3. How it will be interpreted by God Himself (as shown by His great and complete deliverance).
This brings the message into the present instead of leaving it in history like many sermons do.
Sometimes it is possible to split the difference, as it were, by listing the points of the Biographical Narrative Sermon in a way that obviously describes the historical character and us at the same time. The example sermon (by Alfred Gibbs) below is an illustration of that particular approach.
The Life of Enoch
by Alfred Gibbs
Gen. 5:18, 21-24; Heb. 11:5; Jude 14
Though Enoch is one of the best known characters of Scripture, yet his biography is limited to four verses in the Old Testament and three in the New Testament. Compare this with the ponderous tomes that describe the lives of the worldly great.
I. His Birth (Gen. 5:18)
He was the seventh from Adam and was born 622 years after the Fall. He was therefore contemporaneous with Adam for over 300 years. Thus he heard all about sin's entrance, its judgment and God's provision of salvation from its penalty.
II. His Conversion (Gen. 5:22)
A. The circumstances
At the birth of Methuselah, when he was 65 years of age. He had faith, but "faith cometh by hearing"." Therefore, God must have spoken to him and he believed and walked with Him. Doubtless God spoke to him in the birth of his son. Perhaps, as Enoch took the baby in his arms he wondered: 'Is this child to grow up and follow the wicked example of the men that surround me?"
He thus began to think of God and reach out after Him. He repented of his sins and turned from them to walk with God and live for Him. God uses many methods to bring eternal realities before the soul, and thus lead the sinner to Him. See Job 33:14-24.
B. The result.
He walked with God. This is always the effect of a true conversion, whatever the circumstances surrounding it may be. His previous walk was similar to that described in Ephesians 2:2. His present walk described in Eph. 2:10; 4:1-3; 5:1,2,15.
III. His Walk or Manner of Life.
A. The Implication of this Walk.
Walking with God was no easier then than now, and it implies at least three things. (See Matt.7:13-14)
First is reconciliation. One must be united to God. How? By virtue of a sacrifice provided, offered and accepted. (Romans 5:11). Second is Harmony (Amos 3:3). Oneness of purpose (1 John 1:7; Deut.23:14). Third is Continuance. For 300 years (John 8:31).

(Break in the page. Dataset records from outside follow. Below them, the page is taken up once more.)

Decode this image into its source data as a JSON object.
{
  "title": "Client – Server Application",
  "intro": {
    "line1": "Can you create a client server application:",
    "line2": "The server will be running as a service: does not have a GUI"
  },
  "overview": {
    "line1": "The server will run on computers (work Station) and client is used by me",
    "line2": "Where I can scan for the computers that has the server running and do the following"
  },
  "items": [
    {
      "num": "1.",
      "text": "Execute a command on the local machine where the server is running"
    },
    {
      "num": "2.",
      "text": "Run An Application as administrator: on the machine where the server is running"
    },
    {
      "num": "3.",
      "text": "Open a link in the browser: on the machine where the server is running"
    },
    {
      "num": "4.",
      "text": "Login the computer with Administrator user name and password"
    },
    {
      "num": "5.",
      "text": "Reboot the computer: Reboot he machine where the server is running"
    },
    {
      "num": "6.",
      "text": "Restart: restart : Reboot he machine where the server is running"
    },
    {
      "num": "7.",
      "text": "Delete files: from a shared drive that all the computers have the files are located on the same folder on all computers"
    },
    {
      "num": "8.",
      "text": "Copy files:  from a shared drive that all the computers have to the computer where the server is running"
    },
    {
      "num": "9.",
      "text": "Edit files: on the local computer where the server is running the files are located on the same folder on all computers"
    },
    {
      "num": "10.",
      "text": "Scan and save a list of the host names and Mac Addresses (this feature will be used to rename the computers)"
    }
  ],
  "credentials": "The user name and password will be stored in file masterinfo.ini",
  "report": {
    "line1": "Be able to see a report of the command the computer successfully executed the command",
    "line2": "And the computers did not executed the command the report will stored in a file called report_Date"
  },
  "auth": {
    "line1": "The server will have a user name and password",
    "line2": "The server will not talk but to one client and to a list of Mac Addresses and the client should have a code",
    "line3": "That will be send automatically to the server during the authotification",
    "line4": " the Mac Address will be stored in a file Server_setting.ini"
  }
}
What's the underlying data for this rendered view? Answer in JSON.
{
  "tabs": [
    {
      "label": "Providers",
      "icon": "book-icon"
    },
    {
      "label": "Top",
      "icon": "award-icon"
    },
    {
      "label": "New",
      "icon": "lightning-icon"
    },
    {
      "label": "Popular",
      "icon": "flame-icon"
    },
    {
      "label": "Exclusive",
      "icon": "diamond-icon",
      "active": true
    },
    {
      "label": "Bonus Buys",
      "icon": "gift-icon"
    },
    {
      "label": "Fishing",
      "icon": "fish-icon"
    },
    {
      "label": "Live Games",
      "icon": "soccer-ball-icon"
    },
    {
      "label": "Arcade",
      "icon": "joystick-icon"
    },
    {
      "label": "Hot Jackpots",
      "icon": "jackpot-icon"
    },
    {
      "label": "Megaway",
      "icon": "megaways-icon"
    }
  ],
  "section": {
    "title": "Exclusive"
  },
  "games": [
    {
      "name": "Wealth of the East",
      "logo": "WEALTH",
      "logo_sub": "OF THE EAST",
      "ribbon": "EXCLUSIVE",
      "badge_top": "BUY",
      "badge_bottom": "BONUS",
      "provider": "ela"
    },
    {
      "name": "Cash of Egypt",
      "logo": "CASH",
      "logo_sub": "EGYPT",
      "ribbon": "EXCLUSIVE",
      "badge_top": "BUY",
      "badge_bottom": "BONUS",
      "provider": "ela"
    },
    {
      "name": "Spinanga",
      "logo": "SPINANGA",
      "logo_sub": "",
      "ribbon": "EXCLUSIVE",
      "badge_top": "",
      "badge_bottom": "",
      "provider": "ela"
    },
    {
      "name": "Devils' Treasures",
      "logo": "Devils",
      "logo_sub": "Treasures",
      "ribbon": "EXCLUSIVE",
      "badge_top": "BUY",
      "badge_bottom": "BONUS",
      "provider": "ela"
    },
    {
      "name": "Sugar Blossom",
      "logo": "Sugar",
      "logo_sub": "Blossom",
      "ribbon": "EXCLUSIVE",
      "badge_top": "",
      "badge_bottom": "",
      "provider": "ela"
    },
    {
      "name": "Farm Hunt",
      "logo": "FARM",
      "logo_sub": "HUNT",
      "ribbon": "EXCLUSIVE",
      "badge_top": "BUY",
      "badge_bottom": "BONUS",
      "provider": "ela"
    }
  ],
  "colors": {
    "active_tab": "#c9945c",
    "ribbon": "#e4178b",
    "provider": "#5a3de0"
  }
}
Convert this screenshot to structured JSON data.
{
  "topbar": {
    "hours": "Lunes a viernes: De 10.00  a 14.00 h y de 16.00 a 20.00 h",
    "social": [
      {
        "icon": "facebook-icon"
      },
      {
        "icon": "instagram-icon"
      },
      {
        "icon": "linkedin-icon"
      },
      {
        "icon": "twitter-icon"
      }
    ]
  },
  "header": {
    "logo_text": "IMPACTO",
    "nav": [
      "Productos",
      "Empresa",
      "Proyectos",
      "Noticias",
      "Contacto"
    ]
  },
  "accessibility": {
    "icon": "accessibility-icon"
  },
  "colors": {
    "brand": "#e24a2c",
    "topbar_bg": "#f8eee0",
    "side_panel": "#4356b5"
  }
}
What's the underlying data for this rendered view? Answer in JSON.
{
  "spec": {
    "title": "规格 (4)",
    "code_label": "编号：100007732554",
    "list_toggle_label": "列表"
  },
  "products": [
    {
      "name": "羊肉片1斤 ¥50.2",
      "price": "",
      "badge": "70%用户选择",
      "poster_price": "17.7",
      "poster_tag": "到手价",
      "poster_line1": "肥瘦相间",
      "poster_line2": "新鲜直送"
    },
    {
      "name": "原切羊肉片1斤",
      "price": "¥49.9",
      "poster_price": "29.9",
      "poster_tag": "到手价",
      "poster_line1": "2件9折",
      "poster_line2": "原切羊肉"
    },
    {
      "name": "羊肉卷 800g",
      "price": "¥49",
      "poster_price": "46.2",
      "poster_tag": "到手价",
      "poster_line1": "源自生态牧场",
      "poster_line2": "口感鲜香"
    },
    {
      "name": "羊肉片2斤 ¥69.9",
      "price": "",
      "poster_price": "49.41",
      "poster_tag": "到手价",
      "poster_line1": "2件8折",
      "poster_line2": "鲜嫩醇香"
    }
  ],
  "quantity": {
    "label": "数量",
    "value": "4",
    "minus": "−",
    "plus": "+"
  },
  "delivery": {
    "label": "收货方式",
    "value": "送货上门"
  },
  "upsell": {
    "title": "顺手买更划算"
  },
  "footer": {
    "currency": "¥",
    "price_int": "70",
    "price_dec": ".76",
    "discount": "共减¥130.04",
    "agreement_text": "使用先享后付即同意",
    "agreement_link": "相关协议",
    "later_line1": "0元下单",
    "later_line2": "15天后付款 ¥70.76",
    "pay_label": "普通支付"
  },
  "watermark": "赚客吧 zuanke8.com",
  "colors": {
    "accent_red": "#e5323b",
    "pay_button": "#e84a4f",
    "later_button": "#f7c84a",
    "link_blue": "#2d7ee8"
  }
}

B. The Description of his walk (Titus 2:14).
He walked with God before his family in the home (Gen.5:22). He walked with God before the world (Jude 14). He walked with God in his own soul (Heb.11:5). He had "the testimony," which consisted of a peace, joy, satisfaction and fellowship that is better experienced than described. Paul had it too (Phil.3:8).
IV. His Testimony.
He pleased God (Heb.11:5-6) by his faith (Heb.11:6). He pleased God by his life (Col.1:10; 1 Tim.6:11). He had a clean, honorable and truthful life. He pleased God by his witness to the world (Jude 14). He confessed his faith and boldly stood for God against the world (Matt.10:22).
V. His Prophecy. (Jude 14-15)
His denunciation against false teachers was clear. His proclamation "The Lord cometh" was bold in that it is the first prophecy of Christ's second coming. His condemnation (verse 15) is that of absolute certainty of future judgment to be visited on the ungodly deeds, the ungodly words, and the ungodly sinners.
VI. His Translation (Gen.5:24; Heb.11:5).
The Translation is when he was taken up into God's presence without dying. The Type is the translation of the Church (1 Thess.4:13-18).